A mostra se inicia, do lado de fora das salas de exposição, com uma linha do tempo que apresenta o contexto histórico desde o final dos anos 1950 até 1985 em cada país da América Latina e os Estados Unidos. Os eventos apresentados focam em eventos políticos, como início e fim das ditaduras militares, sufrágio feminino e direito ao divórcio. Além disso, a entrada conta com um sinal de classificação indicativa para maiores de 10 anos, indicando que há trabalhos que lidam com corpo, sexualidade e violência.
Ao visualizar a linha do tempo, temos uma perspectiva muito clara do contexto histórico relacionado às obras, e podemos comparar os diferentes países representados na exposição, o que enriquece a experiência do visitante leigo. Por outro lado, sua presença deixou-me com a expectativa de que a exposição apresentaria as obras uma ordem cronológica, o que me causou certa confusão quando entrei na primeira sala e vi obras da década de 1980.
Percebi, logo depois, que na realidade a divisão das obras foi feita por temáticas. Tendo como tema principal o corpo político, a exposição se divide em outros nove subtemas. Segundo Cecilia Fajardo-Hill, a temática do corpo é central devido à mudança de perspectiva que as artistas trouxeram para a história da arte.
Ao entrar na exposição somos já impactados com a primeira obra mais perto da porta. No vídeo “Gritaram-me Negra!” (1978), a artista peruana Victoria Santa Cruz apresenta um poema cantado que relata um episódio de racismo sofrido em sua juventude, e durante a canção transforma o grito “Negra”, inicialmente usado como insulto, em um grito de autoafirmação.
A escolha dessa obra é uma excelente introdução à exposição, definindo muito bem seu tom e tema gerais - fala do corpo, da voz da mulher, da sua experiência no mundo opressor e da sua autoafirmação em tal contexto. A curadoria é impecável, e constam na mostra diversos trabalhos interessantes, incluindo nomes conhecidos como Lygia Pape, Cecilia Vicuña, Beatriz Gonzales, entre tantos outros nomes que fizeram parte da vanguarda da videoarte, pop art e da performance.
O argumento central da exposição mostra que, embora muitas dessas artistas tenham sido figuras decisivas no cenário artístico de seus países, ainda assim não receberam o devido reconhecimento pelo que fizeram. Estas artistas partiram da noção do corpo como um campo político e embarcaram em investigações desafiar as classificações dominantes e os cânones da arte estabelecida. Os textos nas paredes que apresentam os diferentes subtemas são sucintos e claros e funcionam muito bem para compreendermos esses contextos.
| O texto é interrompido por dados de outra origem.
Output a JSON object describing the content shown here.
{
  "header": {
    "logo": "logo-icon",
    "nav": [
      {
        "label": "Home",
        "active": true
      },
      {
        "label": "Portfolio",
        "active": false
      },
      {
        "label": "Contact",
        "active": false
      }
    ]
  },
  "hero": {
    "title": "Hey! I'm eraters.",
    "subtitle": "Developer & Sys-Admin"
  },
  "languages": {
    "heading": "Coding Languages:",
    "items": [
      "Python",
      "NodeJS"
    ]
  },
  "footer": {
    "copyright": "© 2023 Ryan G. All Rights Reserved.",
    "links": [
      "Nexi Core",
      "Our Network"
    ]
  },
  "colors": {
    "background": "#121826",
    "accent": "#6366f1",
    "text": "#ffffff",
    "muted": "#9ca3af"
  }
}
Entre os anos 1960 a 1980, as nações latino-americanas viveram ditaduras, que colocavam os artistas em uma posição delicada ao terem sua liberdade de criar e se expressar tolhida. O período é também de extrema importância na criação de novos média, vital para a construção da arte contemporânea, e muito utilizada pelas artistas destacadas.
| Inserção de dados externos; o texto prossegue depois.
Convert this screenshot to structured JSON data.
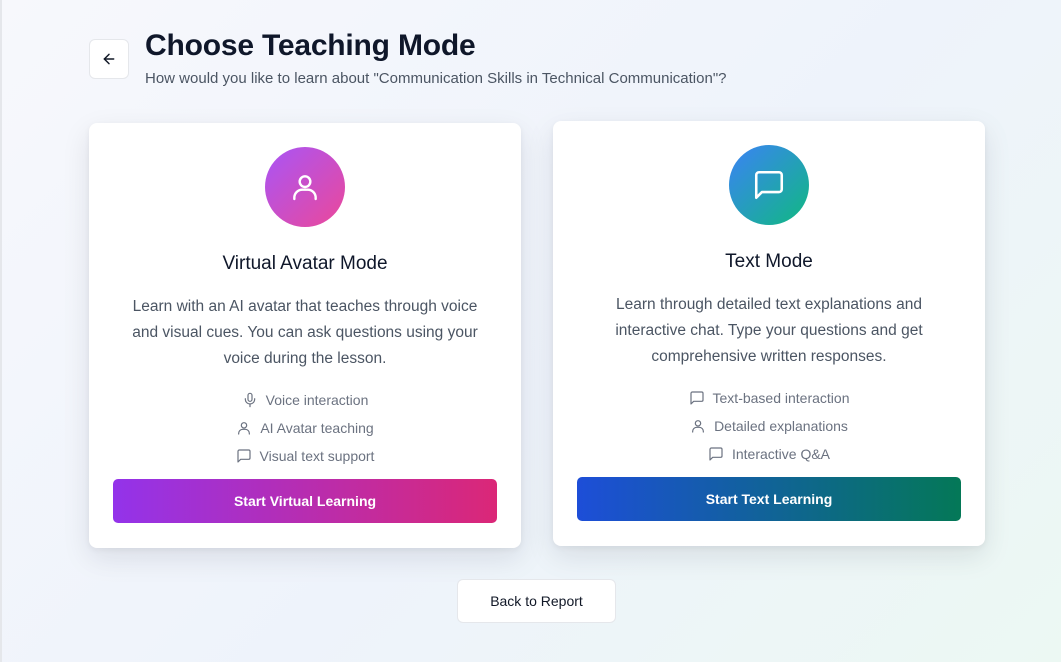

Infelizmente, todas as salas de exposição são pequenas demais para a quantidade de obras presentes. Em seis salas relativamente pequenas estão mais de 200 obras, o que dificulta a leitura de cada uma delas com devida atenção. Os vídeos possuem excelentes soluções de projeção, mas as salas não oferecem recuo suficiente para assisti-los, e muitos deles são projetados em uma altura em que não permite visualizá-los adequadamente.
Embora chame-se “Mulheres Radicais”, a exposição não foca em movimentos políticos feministas, e sim apresenta a produção de artistas mulheres no contexto da arte latino-americana nos anos 60, 70 e 80. Inclusive, explica-se em um dos textos presentes na exposição que muitas dessas mulheres sequer se consideravam feministas, e muito disso se dava porque naquele momento histórico o movimento feminista era muito caracteristicamente americano e europeu, e os países latinos estavam em um forte movimento anti imperialista.
A impressão geral é de que há realmente muita arte produzida por essas mulheres. É interessante perceber como os nomes femininos na arte são tantos e mesmo assim muito pouco citados, o que se destaca quando se revela uma curadoria com apenas nomes femininos.
O recorte histórico oferecido é muito bem feito, abarcando o período das ditaduras latino-americanas - no entanto, não é uma tarefa fácil abarcar artistas de 15 países em quase três décadas. Assim, a sensação final é de que a exposição abre portas para dar início a novas pesquisas mais focadas, o que pode tornar-se um bom incentivo aos jovens pesquisadores ou curiosos. E para o público geral, é uma forte mensagem de libertação e poder feminino.